Ever wonder what happened to that old computer you junked or that dead car battery? Chances are they were transported thousands of miles to a developing country where poor people make a living from extracting lead and other metals from discarded items. Recycling e-waste might be economically productive but exacts a huge environmental and health toll when toxins and heavy metals are dumped improperly, often right in the same communities as the workers. The result is millions plagued with disease, disability and death.
I recently became involved with the Blacksmith Institute, a nonprofit that is removing poisons from contaminated playgrounds, schools, homes and factories as well as large river systems and entire communities in the developing world. Blacksmith focuses on pollution that is acute and geographically confined as opposed to say, carbon emissions. The effects of this type of pollution are generally immediately felt and related to identifiable causes like pesticide runoff. They can usually be addressed at local or national levels.

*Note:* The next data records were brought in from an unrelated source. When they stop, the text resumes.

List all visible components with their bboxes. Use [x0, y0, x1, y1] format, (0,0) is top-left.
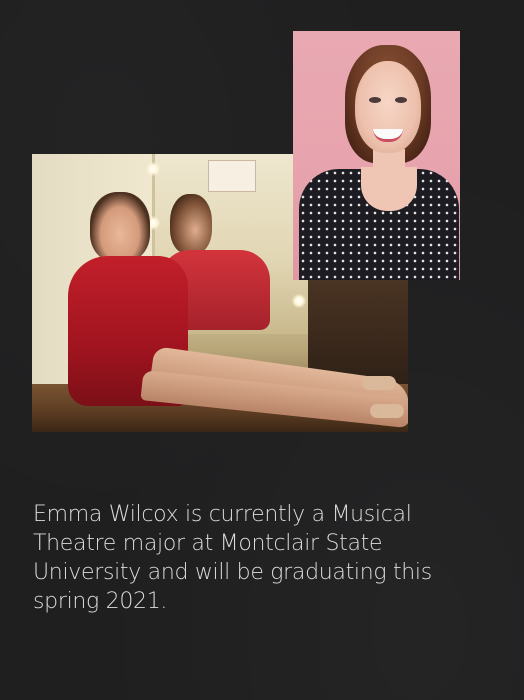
dance-shoe [370, 404, 404, 418]
bio-paragraph: Emma Wilcox is currently a Musical Theat… [33, 502, 432, 614]
vanity-bulb [146, 162, 160, 176]
vanity-bulb [292, 294, 306, 308]
reflection-figure [170, 194, 212, 254]
headshot-photo [293, 31, 460, 280]
headshot-eye [369, 97, 381, 103]
headshot-eye [395, 97, 407, 103]
dance-shoe [362, 376, 396, 390]
performer-figure [90, 192, 150, 262]
mirror-sign [208, 160, 256, 192]
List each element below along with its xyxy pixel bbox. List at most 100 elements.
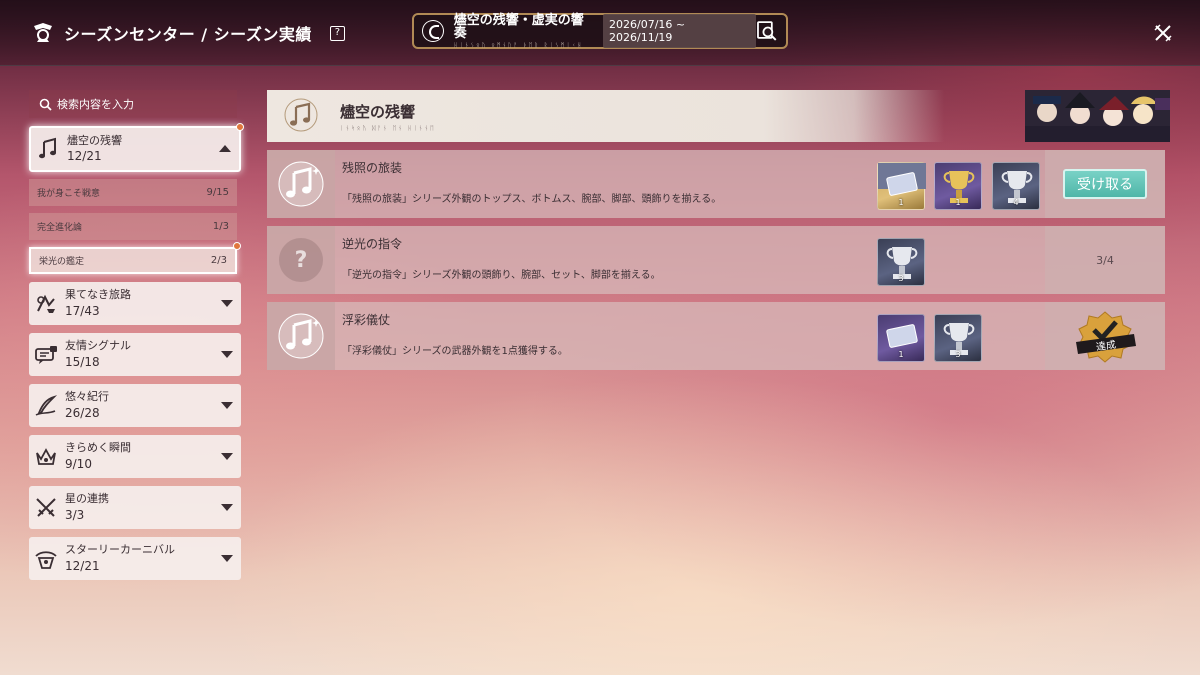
season-info-box[interactable]: 燼空の残響・虚実の響奏 ᚺᛁᚾᛊᛟᚢ ᛟᛗᚾᚢᚨ ᚦᛖᚱ ᚱᛁᛊᛗᛁᚲᚺ 202… <box>412 13 788 49</box>
music-note-icon <box>278 313 324 359</box>
crossed-swords-icon <box>36 497 56 517</box>
notification-badge <box>233 242 241 250</box>
season-subtitle: ᚺᛁᚾᛊᛟᚢ ᛟᛗᚾᚢᚨ ᚦᛖᚱ ᚱᛁᛊᛗᛁᚲᚺ <box>453 41 584 49</box>
chevron-down-icon <box>221 300 233 307</box>
achievement-row-2: ? 逆光の指令 「逆光の指令」シリーズ外観の頭飾り、腕部、セット、脚部を揃える。… <box>267 226 1165 294</box>
notification-badge <box>236 123 244 131</box>
achievement-icon-frame <box>267 150 335 218</box>
category-sidebar: 検索内容を入力 燼空の残響 12/21 我が身こそ戦意 9/15 完全進化論 1… <box>29 90 244 580</box>
banner-title: 燼空の残響 <box>340 103 416 121</box>
achievement-name: 残照の旅装 <box>342 161 403 175</box>
achievement-icon-frame: ? <box>267 226 335 294</box>
reward-quantity: 1 <box>898 350 904 359</box>
category-count: 12/21 <box>67 149 102 164</box>
achievement-progress: 3/4 <box>1096 253 1114 267</box>
search-placeholder: 検索内容を入力 <box>57 98 134 111</box>
sidebar-item-category-7[interactable]: スターリーカーニバル 12/21 <box>29 537 241 580</box>
achievement-icon-frame <box>267 302 335 370</box>
chevron-down-icon <box>221 504 233 511</box>
sidebar-item-category-2[interactable]: 果てなき旅路 17/43 <box>29 282 241 325</box>
achievement-name: 逆光の指令 <box>342 237 403 251</box>
achievement-row-1: 残照の旅装 「残照の旅装」シリーズ外観のトップス、ボトムス、腕部、脚部、頭飾りを… <box>267 150 1165 218</box>
season-name: 燼空の残響・虚実の響奏 <box>453 12 584 41</box>
sidebar-item-category-1[interactable]: 燼空の残響 12/21 <box>29 123 244 172</box>
help-button[interactable]: ? <box>329 25 345 41</box>
category-name: 果てなき旅路 <box>65 288 131 302</box>
character-group-art <box>1025 90 1170 142</box>
category-name: 悠々紀行 <box>65 390 109 404</box>
page-title: シーズンセンター / シーズン実績 <box>64 25 312 44</box>
category-name: 星の連携 <box>65 492 109 506</box>
sub-item-count: 1/3 <box>212 221 229 232</box>
music-note-icon <box>278 161 324 207</box>
category-name: 友情シグナル <box>65 339 131 353</box>
header-title-group: シーズンセンター / シーズン実績 ? <box>30 20 345 46</box>
reward-trophy-silver[interactable]: 4 <box>992 162 1040 210</box>
chevron-up-icon <box>219 145 231 152</box>
reward-ticket[interactable]: 1 <box>877 162 926 210</box>
quill-icon <box>35 394 58 416</box>
category-count: 3/3 <box>65 507 85 522</box>
achievement-desc: 「残照の旅装」シリーズ外観のトップス、ボトムス、腕部、脚部、頭飾りを揃える。 <box>342 194 722 205</box>
sidebar-item-category-3[interactable]: 友情シグナル 15/18 <box>29 333 241 376</box>
category-name: スターリーカーニバル <box>65 543 175 557</box>
chevron-down-icon <box>221 351 233 358</box>
top-bar: シーズンセンター / シーズン実績 ? 燼空の残響・虚実の響奏 ᚺᛁᚾᛊᛟᚢ ᛟ… <box>0 0 1200 66</box>
achievement-desc: 「浮彩儀仗」シリーズの武器外観を1点獲得する。 <box>342 346 568 357</box>
chevron-down-icon <box>221 402 233 409</box>
sub-item-count: 9/15 <box>206 187 229 198</box>
season-emblem-icon <box>422 20 444 42</box>
reward-trophy-silver[interactable]: 3 <box>934 314 982 362</box>
category-banner: 燼空の残響 ᛁᚾᛋᛟᚢ ᛞᚨᚾ ᛖᚾ ᚺᛁᚾᚾᛖ <box>267 90 1170 142</box>
reward-quantity: 1 <box>898 198 904 207</box>
claim-button[interactable]: 受け取る <box>1063 169 1147 199</box>
crown-icon <box>36 447 56 465</box>
sub-item-name: 栄光の鑑定 <box>39 257 85 267</box>
sub-item-3[interactable]: 栄光の鑑定 2/3 <box>29 242 241 274</box>
sub-item-name: 完全進化論 <box>37 223 83 233</box>
achievement-status-panel: 3/4 <box>1045 226 1165 294</box>
chevron-down-icon <box>221 453 233 460</box>
completed-stamp-icon: 達成 <box>1076 311 1136 363</box>
music-note-icon <box>284 98 318 132</box>
sub-item-count: 2/3 <box>210 255 227 266</box>
category-count: 12/21 <box>65 558 100 573</box>
carnival-icon <box>35 550 57 569</box>
category-count: 9/10 <box>65 456 92 471</box>
reward-trophy-silver[interactable]: 3 <box>877 238 925 286</box>
category-count: 26/28 <box>65 405 100 420</box>
season-dates: 2026/07/16 ~ 2026/11/19 <box>603 14 757 48</box>
chat-icon <box>35 345 57 364</box>
banner-subtitle: ᛁᚾᛋᛟᚢ ᛞᚨᚾ ᛖᚾ ᚺᛁᚾᚾᛖ <box>340 125 436 132</box>
achievement-desc: 「逆光の指令」シリーズ外観の頭飾り、腕部、セット、脚部を揃える。 <box>342 270 661 281</box>
reward-quantity: 4 <box>1013 198 1019 207</box>
category-name: きらめく瞬間 <box>65 441 131 455</box>
sidebar-item-category-6[interactable]: 星の連携 3/3 <box>29 486 241 529</box>
category-name: 燼空の残響 <box>67 133 122 147</box>
reward-quantity: 1 <box>955 198 961 207</box>
sidebar-item-category-4[interactable]: 悠々紀行 26/28 <box>29 384 241 427</box>
sub-item-name: 我が身こそ戦意 <box>37 189 101 199</box>
sidebar-item-category-5[interactable]: きらめく瞬間 9/10 <box>29 435 241 478</box>
reward-trophy-gold[interactable]: 1 <box>934 162 982 210</box>
category-count: 17/43 <box>65 303 100 318</box>
reward-quantity: 3 <box>898 274 904 283</box>
close-icon[interactable] <box>1152 22 1174 44</box>
reward-ticket[interactable]: 1 <box>877 314 925 362</box>
journey-icon <box>37 294 55 313</box>
category-count: 15/18 <box>65 354 100 369</box>
achievement-row-3: 浮彩儀仗 「浮彩儀仗」シリーズの武器外観を1点獲得する。 1 3 達成 <box>267 302 1165 370</box>
search-icon <box>39 98 52 111</box>
chevron-down-icon <box>221 555 233 562</box>
achievement-status-panel: 達成 <box>1045 302 1165 370</box>
sub-item-1[interactable]: 我が身こそ戦意 9/15 <box>29 179 237 206</box>
sub-item-2[interactable]: 完全進化論 1/3 <box>29 213 237 240</box>
search-input[interactable]: 検索内容を入力 <box>29 90 237 118</box>
achievement-status-panel: 受け取る <box>1045 150 1165 218</box>
search-season-icon[interactable] <box>756 20 778 42</box>
reward-quantity: 3 <box>955 350 961 359</box>
locked-question-icon: ? <box>279 238 323 282</box>
music-note-icon <box>39 137 56 159</box>
achievement-name: 浮彩儀仗 <box>342 313 391 327</box>
season-center-logo-icon <box>34 23 52 42</box>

During a trip to India last month, I met with Blacksmith’s national technical advisor, Dr. B. Sengupta. India has hundreds of thousands of poor people engaged in recycling e-waste and lead batteries. Add to that the numbers engaged in dyeing fabric or tanning leather or working in small smelters. In the US strict government regulation and monitoring would prevent a business from dumping toxins improperly. But in India, said Dr. Sengupta, anti-pollution laws exist mainly on paper. Instead of a few mega corporations as found here, India has over five million small and mid-sized industries, making monitoring virtually impossible.
According to Dr. Sengupta, India produces over eight million tons of toxic waste every year. The Indian government in the last 25 years has built 28 facilities for the proper transport, storage and disposal of toxic waste. These facilities however have the capacity to only handle one-half of the total.
The result is a four million ton problem that only promises to get worse with industrialization and population growth.
The Indian government to its credit is trying to address the problem. The Ministry of Environment & Forests has been allocated a significant amount in the current Indian budget to remediate polluted sites and the World Bank has stepped in with additional monies. Along with resources, there is strong expertise in India regarding pollution. However no complex remediation projects have yet been implemented and there is a dearth of state-of-the-art technical expertise and trained personnel to do so.
Enter Blacksmith Institute. The organization brings the best scientific practices from around the world and the latest and most cost-effective technologies to each project. It has a roster of senior experts with environmental health and engineering experience to address specific toxins and develop the appropriate remediation plan. The Ministry has invited Blacksmith to assist in site identification and the development of detailed remediation plans. It is a case of what I call ‘optimal collaboration’ between developed world expertise advancing the agenda of a developing government committed to resolving its own problems.
Dr. Sengupta, who retired after 30 years of executive positions at the Central Pollution Control Board (akin to our EPA), is optimistic about India’s future. The good news here, he says, is that toxic pollution can be cleaned up and stopped through regulation, community education and proven alternative and modern technologies. He is willing to battle killer heat, indifferent bureaucrats and strenuous travel to continue his lifelong quest of making India’s environment safer and healthier. Just don’t get him started on India’s sewage problem.